En pocas ocasiones se ha visto al presidente Ernesto Zedillo y a su gobierno frente a un juicio tan crítico como el que le hicieron los representantes de las organizaciones no gubernamentales (ONG) en París el domingo pasado. La afirmación fue tajante: en México existe una situación grave y creciente en la violación de los derechos humanos, inclusive peor que la de algunas dictaduras latinoamericanas. La contundencia de las ONG prácticamente dejó al gobierno de México en una posición muy delicada. No es el caso de los gobiernos mexicanos del desarrollo estabilizador, a los cuales no les importaba la crítica externa, porque al final de cuentas no tenía repercusiones importantes dentro del país; hoy se trata de la globalización y de la posibilidad de que México tenga un acuerdo comercial con la Unión Europea, una especie de TLC con Europa. No es sólo de una denuncia ni mucho menos de una venganza política de las ONG, sino algo de mucho más fondo.
Lo que le falta al país para alcanzar un sistema político democrático se ve con mucha claridad cuando los gobernantes mexicanos viajan al extranjero.
En estos viajes los funcionarios mexicanos tienen que enfrentar a medios de comunicación libres, a organizaciones sociales que son interlocutoras de los gobiernos y sobre todo a sociedades que han logrado un desarrollo mucho más generoso y equilibrado que el nuestro. Con estos viajes, los gobernantes mexicanos comprueban que tienen todavía márgenes de maniobra y discrecionalidad que sus pares no tienen. Uno de los rasgos más importantes que han logrado los países que tienen una democracia consolidada es el de un amplio respeto de los derechos humanos; no sólo es una política de Estado, sino un requisito para sus socios comerciales. El mundo político de las sociedades complejas que han logrado un alto grado de diversificación, pluralismo y autonomía tiene detrás una organización social fuerte que organiza importantes fragmentos que no son cubiertos ni por el gobierno ni por la empresa. Esa otra porción, llamada tercer sector y conocida popularmente como el mundo de las ONG, es ahora la piedra en el zapato del gobierno mexicano. Aquí en México hay múltiples redes de estas organizaciones que dan una pelea fuerte por la democracia y los derechos humanos, pero el problema es que en estas tierras el gobierno ni siquiera las ve ni mucho menos las escucha. Caro pagó el presidente Zedillo haber soslayado al secretario general de Amnistía Internacional, Pierre Sané, el cual tenía un informe terrible sobre la situación de los derechos humanos en México y 17 recomendaciones: una militarización de varias zonas del país, detenciones arbitrarias, desaparición de disidentes, ejecuciones sumarias, tortura, operaciones anticonstitucionales, amedrentamiento a los medios de información, asesinatos de periodistas, una precaria y mal organizada impartición de justicia e instituciones deficientes; en suma, un panorama de crisis de derechos humanos y de justicia. En efecto, esta situación es la contraparte de lo que sucede con la crisis de inseguridad pública, con Chiapas y la guerrilla del EPR, con la guerra interna entre la clase política priísta, con la destrucción social de la crisis y con el narcotráfico.

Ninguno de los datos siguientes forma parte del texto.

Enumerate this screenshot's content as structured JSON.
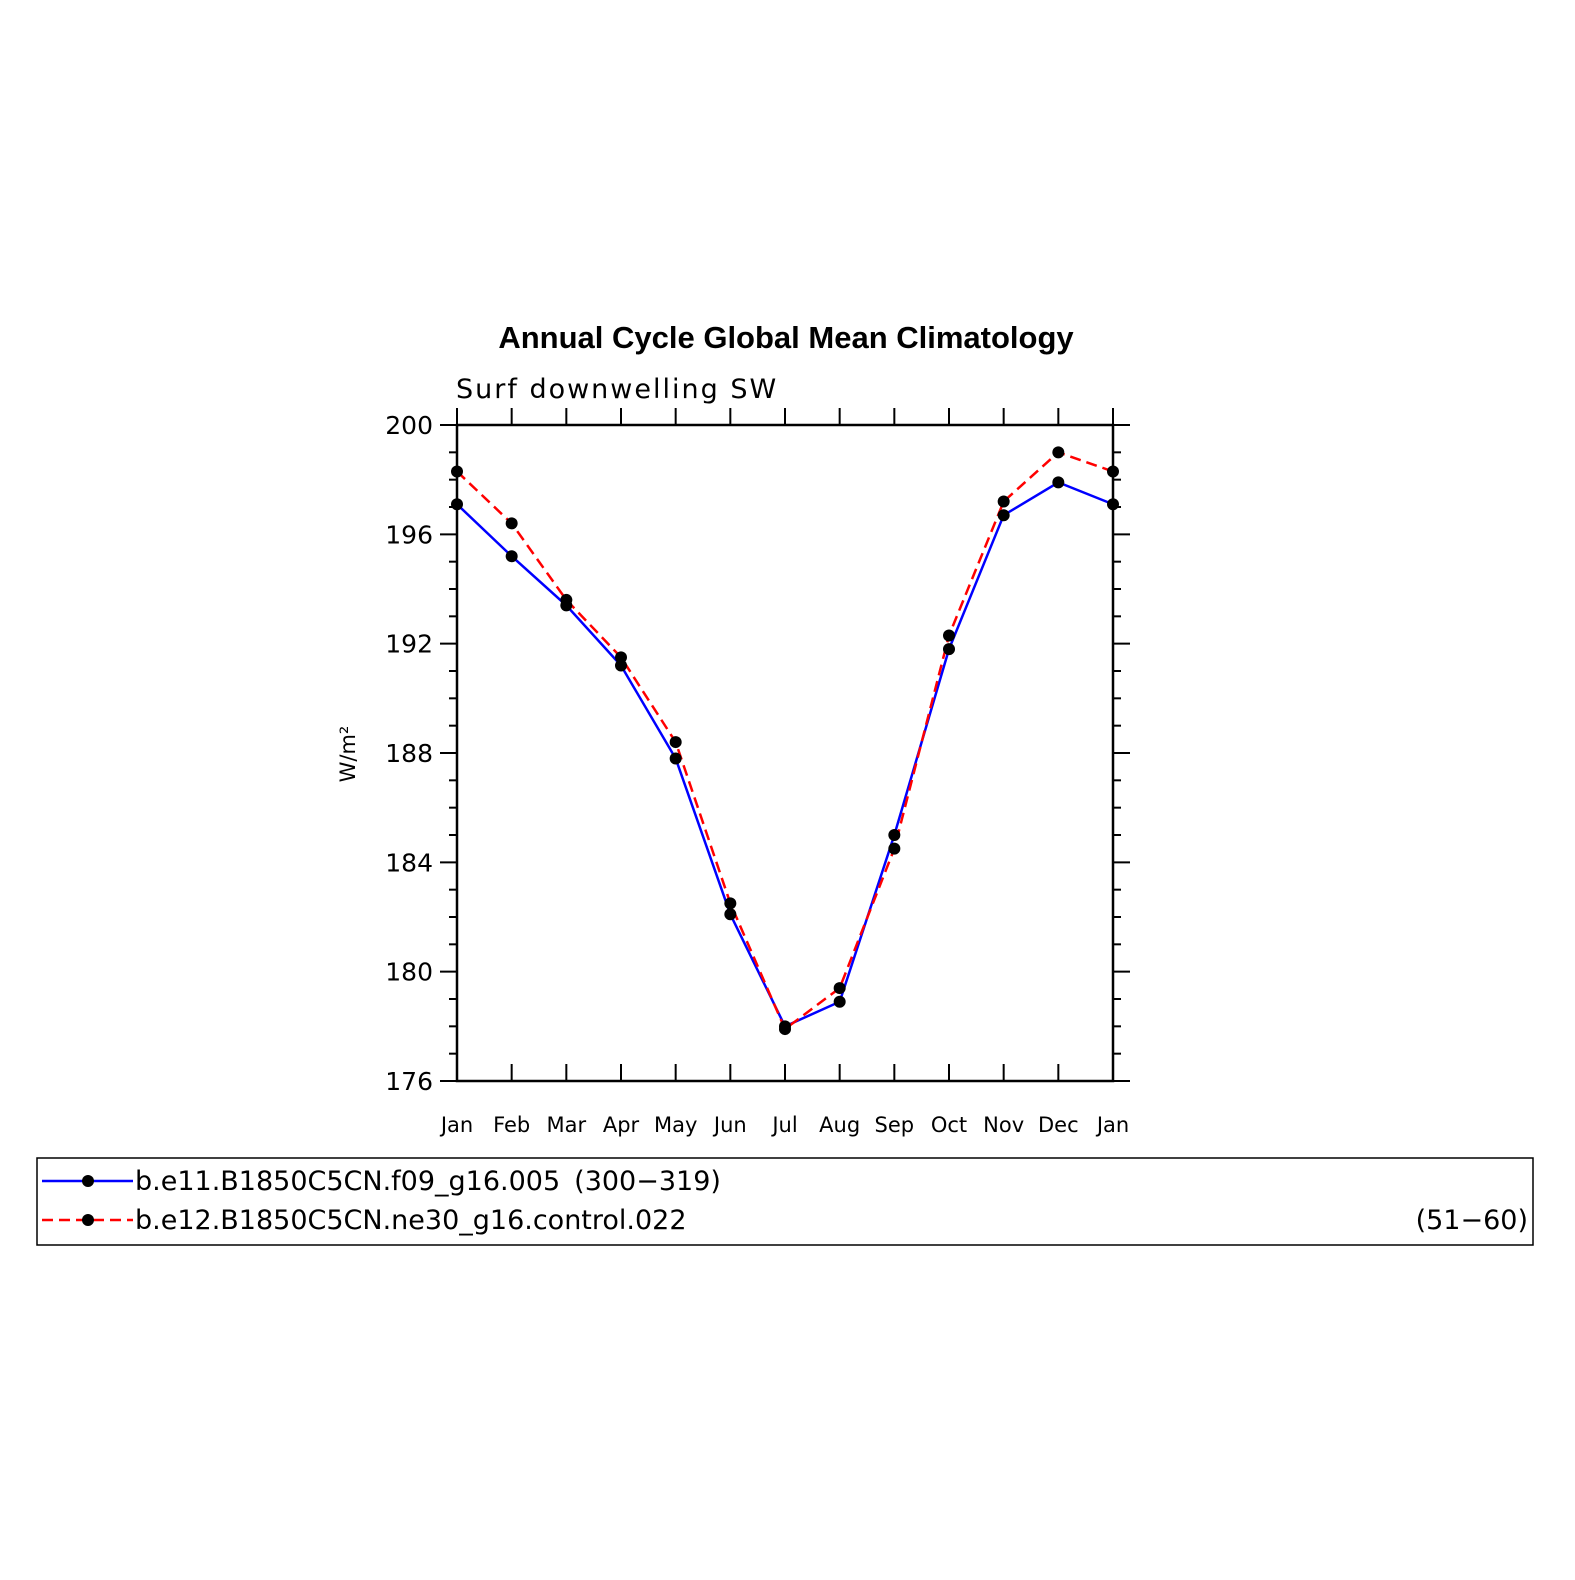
{
  "chart_data": {
    "type": "line",
    "title": "Annual Cycle Global Mean Climatology",
    "subtitle": "Surf downwelling SW",
    "ylabel": "W/m²",
    "xlabel": "",
    "categories": [
      "Jan",
      "Feb",
      "Mar",
      "Apr",
      "May",
      "Jun",
      "Jul",
      "Aug",
      "Sep",
      "Oct",
      "Nov",
      "Dec",
      "Jan"
    ],
    "ylim": [
      176,
      200
    ],
    "yticks": [
      "176",
      "180",
      "184",
      "188",
      "192",
      "196",
      "200"
    ],
    "grid": false,
    "legend_position": "bottom",
    "series": [
      {
        "name": "b.e11.B1850C5CN.f09_g16.005",
        "years": "(300−319)",
        "color": "#0000ff",
        "style": "solid",
        "values": [
          197.1,
          195.2,
          193.4,
          191.2,
          187.8,
          182.1,
          178.0,
          178.9,
          185.0,
          191.8,
          196.7,
          197.9,
          197.1
        ]
      },
      {
        "name": "b.e12.B1850C5CN.ne30_g16.control.022",
        "years": "(51−60)",
        "color": "#ff0000",
        "style": "dashed",
        "values": [
          198.3,
          196.4,
          193.6,
          191.5,
          188.4,
          182.5,
          177.9,
          179.4,
          184.5,
          192.3,
          197.2,
          199.0,
          198.3
        ]
      }
    ]
  }
}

¿Es posible que el país se reconozca en estos informes y denuncias de las ONG sobre el grave deterioro de los derechos humanos? ¿De qué forma se pueden hacer compatibles este México bárbaro con el que vivimos el 6 de julio pasado o con los avances en el Congreso? Esta dualidad es, sin duda, uno de los problemas centrales del actual momento político, porque ambos panoramas son ciertos: hay descomposición social y debilitamiento institucional de Estado, pero también hay elecciones más transparentes. Sin embargo, estas últimas parece que no alcanzan para resolver la crisis política del Estado. Hace unos días Adolfo Gilly lo planteó así: ``No vemos un acotamiento del poder presidencial y un crecimiento del papel del Congreso. Vemos una fragmentación del poder del Presidente, una crisis de la relación mando-obediencia y una prolongada guerra de bandas y mafias dentro del gobierno y fuera de él. Vemos una descomposición del poder existente, sin que todavía se conforme una alternativa que estabilice y serene las conductas'' (La Jornada, 2/X/97).
El juicio de las ONG en París es sólo la expresión de una crisis que el gobierno mexicano no ha querido enfrentar ni resolver. Con esta crisis el proceso político mexicano de transición se parece mucho más a Rusia que a España. Ese es el problema de fondo.